O zaman lütfen yeni bölüm!
Brra.- Untamed
- Mesaj Sayısı : 520
Kayıt tarihi : 16/10/10
Yaş : 28
- Post n°181
Geri: Kalbinin Sesini Dinle. Final.
Tamam tamam 3 gibi koyucam
Deadly- Moderatör
- Mesaj Sayısı : 3358
Kayıt tarihi : 05/02/10
Yaş : 26
- Post n°182
Geri: Kalbinin Sesini Dinle. Final.
Hayıır! şimdi koy lütfen bak 19 oldu lütfenn
Brra.- Untamed
- Mesaj Sayısı : 520
Kayıt tarihi : 16/10/10
Yaş : 28
- Post n°183
Geri: Kalbinin Sesini Dinle. Final.
Unutmuşum koymayı bekle geliyo
Brra.- Untamed
- Mesaj Sayısı : 520
Kayıt tarihi : 16/10/10
Yaş : 28
- Post n°184
Geri: Kalbinin Sesini Dinle. Final.
(Selin)
O gün Şevketlerde uyuya kalmışım. En son hatırladığım Şevketin beni üst kata taşıyıp yatağa yatırdığıydı. Sabah kalktığımda Şevket yanımda yatıyordu. Hemen kalkıp evden çıktım. Üzerimi değiştirmek için eve uğradım. Okula gitmeyecektim. Hemen bir kot pantolon ve mavi bir tişört çıkarttım. Üzerimi giyindikten sonra saçımı taradım. O kadar dolaşmıştı ki ayıramıyordum. Gidip kafamı suyun altına soktum. Sonra saçlarımı taradım. Küpe kolye bütün eksiklerimi tamamlayıp dolaptan mavi bir ayakkabı çıkarttım. Acele etmem lazımdı. Eğer Şevket uyanmadan halledebilirsem harika olurdu. O zaman bir şey söylemek zorunda kalmazdım. Hemen evden çıkıp Ecenin okuluna doğru yürüdüm. Uzun süre kapıda bekledim. Sonra Cem geldi. Yalnız gelmişti. O kadar rahatlamıştım ki. Hemen yanına gittim. Kapıda beni görünce şaşkın, şaşkın baktı.

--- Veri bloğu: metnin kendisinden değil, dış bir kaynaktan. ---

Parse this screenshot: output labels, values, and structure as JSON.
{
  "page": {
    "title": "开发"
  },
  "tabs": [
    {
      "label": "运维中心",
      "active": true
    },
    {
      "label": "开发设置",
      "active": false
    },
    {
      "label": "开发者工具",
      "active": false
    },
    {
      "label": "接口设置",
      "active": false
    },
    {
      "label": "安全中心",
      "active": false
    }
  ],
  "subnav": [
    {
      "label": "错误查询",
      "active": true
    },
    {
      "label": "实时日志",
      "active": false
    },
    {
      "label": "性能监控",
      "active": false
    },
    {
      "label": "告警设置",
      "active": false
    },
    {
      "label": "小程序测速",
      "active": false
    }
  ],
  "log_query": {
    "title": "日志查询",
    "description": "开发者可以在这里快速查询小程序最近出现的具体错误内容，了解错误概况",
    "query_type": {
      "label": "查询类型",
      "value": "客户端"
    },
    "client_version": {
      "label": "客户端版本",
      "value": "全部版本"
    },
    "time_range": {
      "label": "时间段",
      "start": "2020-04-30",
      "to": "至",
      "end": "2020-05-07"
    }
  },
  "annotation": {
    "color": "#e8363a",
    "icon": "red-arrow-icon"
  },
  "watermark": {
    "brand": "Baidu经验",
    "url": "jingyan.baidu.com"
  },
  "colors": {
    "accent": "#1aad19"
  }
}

‘Seninle konuşmalıyım’ dedim.
‘Ne konuşacaksın? Yeterince zarar vermediniz mi zaten’ dedi. Yüzü çok kötü gözüküyordu. Yüzünün sağ tarafı tamamen mordu. Ve öbür tarafta ise ah o daha iyiydi.

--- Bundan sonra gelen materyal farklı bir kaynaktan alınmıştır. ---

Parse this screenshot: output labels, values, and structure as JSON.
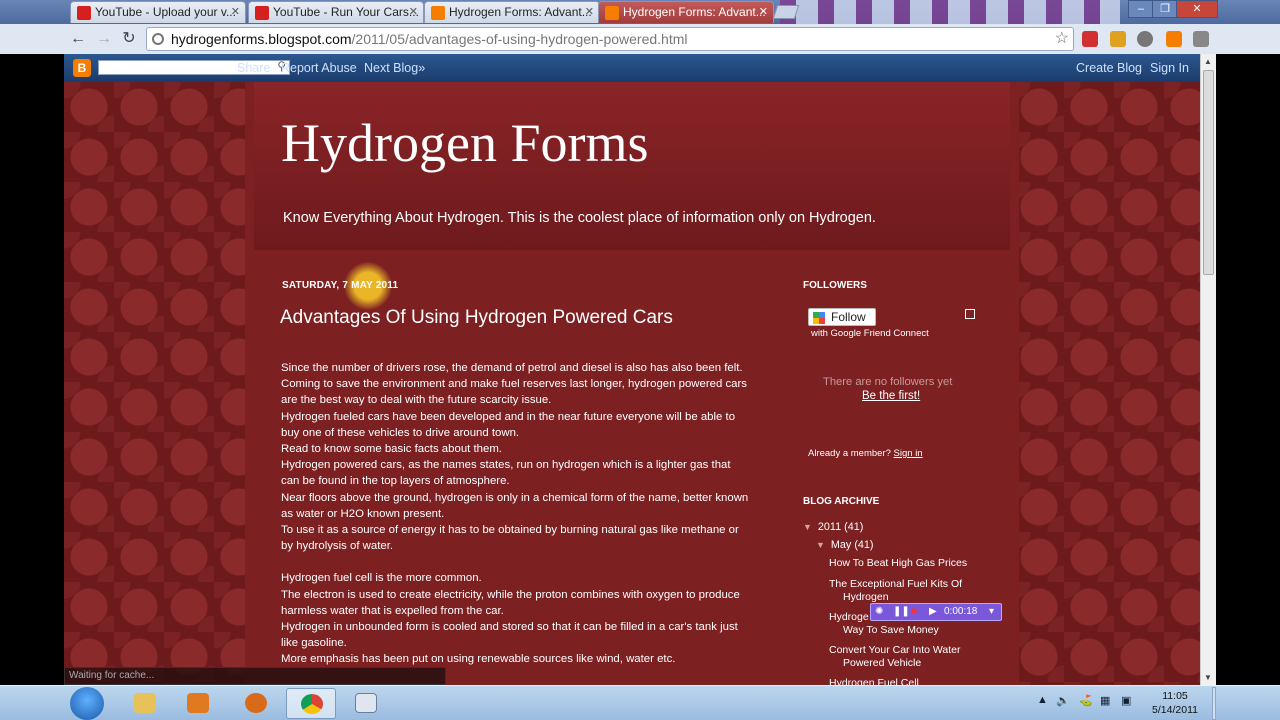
{
  "browser": {
    "tabs": [
      {
        "label": "YouTube - Upload your v...",
        "favicon": "youtube-icon"
      },
      {
        "label": "YouTube - Run Your Cars...",
        "favicon": "youtube-icon"
      },
      {
        "label": "Hydrogen Forms: Advant...",
        "favicon": "blogger-icon"
      },
      {
        "label": "Hydrogen Forms: Advant...",
        "favicon": "blogger-icon",
        "active": true
      }
    ],
    "url_host": "hydrogenforms.blogspot.com",
    "url_path": "/2011/05/advantages-of-using-hydrogen-powered.html",
    "status_text": "Waiting for cache..."
  },
  "navbar": {
    "share": "Share",
    "report_abuse": "Report Abuse",
    "next_blog": "Next Blog»",
    "create_blog": "Create Blog",
    "sign_in": "Sign In"
  },
  "blog": {
    "title": "Hydrogen Forms",
    "description": "Know Everything About Hydrogen. This is the coolest place of information only on Hydrogen."
  },
  "post": {
    "date": "SATURDAY, 7 MAY 2011",
    "title": "Advantages Of Using Hydrogen Powered Cars",
    "paragraphs": [
      "Since the number of drivers rose, the demand of petrol and diesel is also has also been felt.",
      "Coming to save the environment and make fuel reserves last longer, hydrogen powered cars are the best way to deal with the future scarcity issue.",
      "Hydrogen fueled cars have been developed and in the near future everyone will be able to buy one of these vehicles to drive around town.",
      "Read to know some basic facts about them.",
      "Hydrogen powered cars, as the names states, run on hydrogen which is a lighter gas that can be found in the top layers of atmosphere.",
      "Near floors above the ground, hydrogen is only in a chemical form of the name, better known as water or H2O known present.",
      "To use it as a source of energy it has to be obtained by burning natural gas like methane or by hydrolysis of water.",
      "",
      "Hydrogen fuel cell is the more common.",
      "The electron is used to create electricity, while the proton combines with oxygen to produce harmless water that is expelled from the car.",
      "Hydrogen in unbounded form is cooled and stored so that it can be filled in a car's tank just like gasoline.",
      "More emphasis has been put on using renewable sources like wind, water etc."
    ]
  },
  "sidebar": {
    "followers_heading": "FOLLOWERS",
    "follow_button": "Follow",
    "gfc_text": "with Google Friend Connect",
    "no_followers": "There are no followers yet",
    "be_first": "Be the first!",
    "already_member": "Already a member?",
    "sign_in_link": "Sign in",
    "archive_heading": "BLOG ARCHIVE",
    "year": "2011 (41)",
    "month": "May (41)",
    "archive_posts": [
      {
        "line1": "How To Beat High Gas Prices",
        "line2": ""
      },
      {
        "line1": "The Exceptional Fuel Kits Of",
        "line2": "Hydrogen"
      },
      {
        "line1": "Hydroge",
        "line2": "Way To Save Money"
      },
      {
        "line1": "Convert Your Car Into Water",
        "line2": "Powered Vehicle"
      },
      {
        "line1": "Hydrogen Fuel Cell",
        "line2": ""
      }
    ]
  },
  "recorder": {
    "time": "0:00:18"
  },
  "taskbar": {
    "time": "11:05",
    "date": "5/14/2011"
  }
}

‘Bak bu olanlarla ilgili lütfen konuşmamız lazım’ dedim. Yalvarıyordum artık.
‘Tamam. Konuş’ dedi.
‘Bu bir şaka mı buraya kadar seninle konuşmak için geldim. Ayaküstü kapıda konuşamam. Maalesef okulu kırman gerek’ dedim.
‘Pekâlâ’ dedi. Okullarına giden yolun tam tersi istikamette yürümeye başladık. Sonra sahile geldik. Banklardan birine oturdu. Yanına oturdum. Elimi kaldırıp çenesinden tuttum yukarı kaldırıp yaralarına baktım.
‘Bunu kim yaptı’ dedim.
‘Bir de soruyor musun? Senin kölelerin’ dedi. Hemen ayaklandım.

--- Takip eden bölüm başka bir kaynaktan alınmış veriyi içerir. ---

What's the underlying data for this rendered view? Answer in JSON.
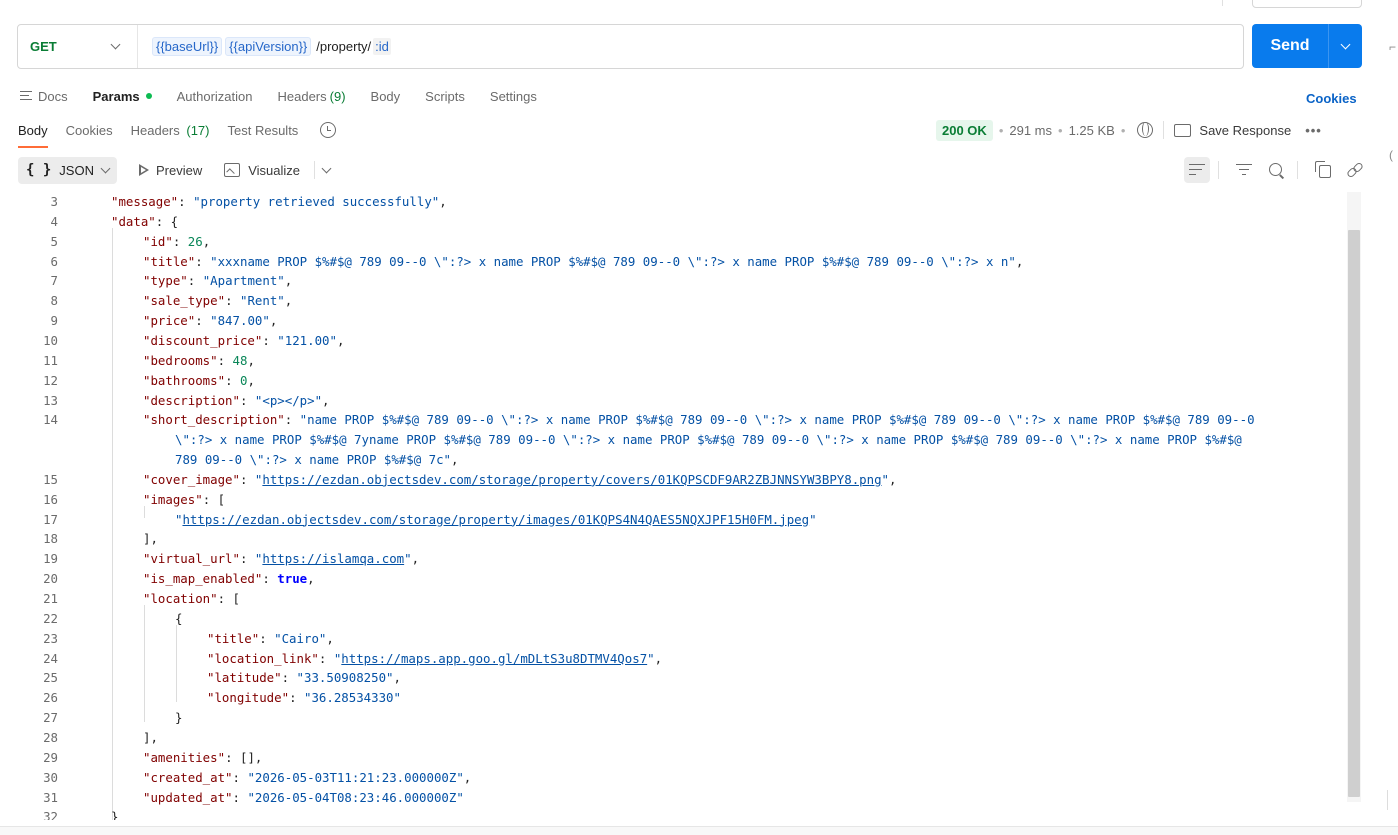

‘Düzgün konuş. Onlar benim kölelerim değil. Arkadaşlarım!’ diyerek bağırdım.
‘Tamam, tamam. Hadi otur’ dedi. Uzun, uzun nefes aldıktan sonra gidip oturdum.
‘Bak konuşmak istediğim şey…’ diyordum ki eliyle kolumu tuttu. Diğer eliyle denizi gösterdi.
‘Denizler kadar eşsiz güzellikte bir yer yok. Hiçbir insan denizler kadar eşsiz olamaz. Asla birine tam anlamıyla bağlanamadım. Sevmedim. Hiç aşka inanmadım. Hep insanları oynattım. Ta ki 3 hafta öncesine kadar. O zaman ne oldu biliyor musun?’ dedi. Eli hala kolumdaydı.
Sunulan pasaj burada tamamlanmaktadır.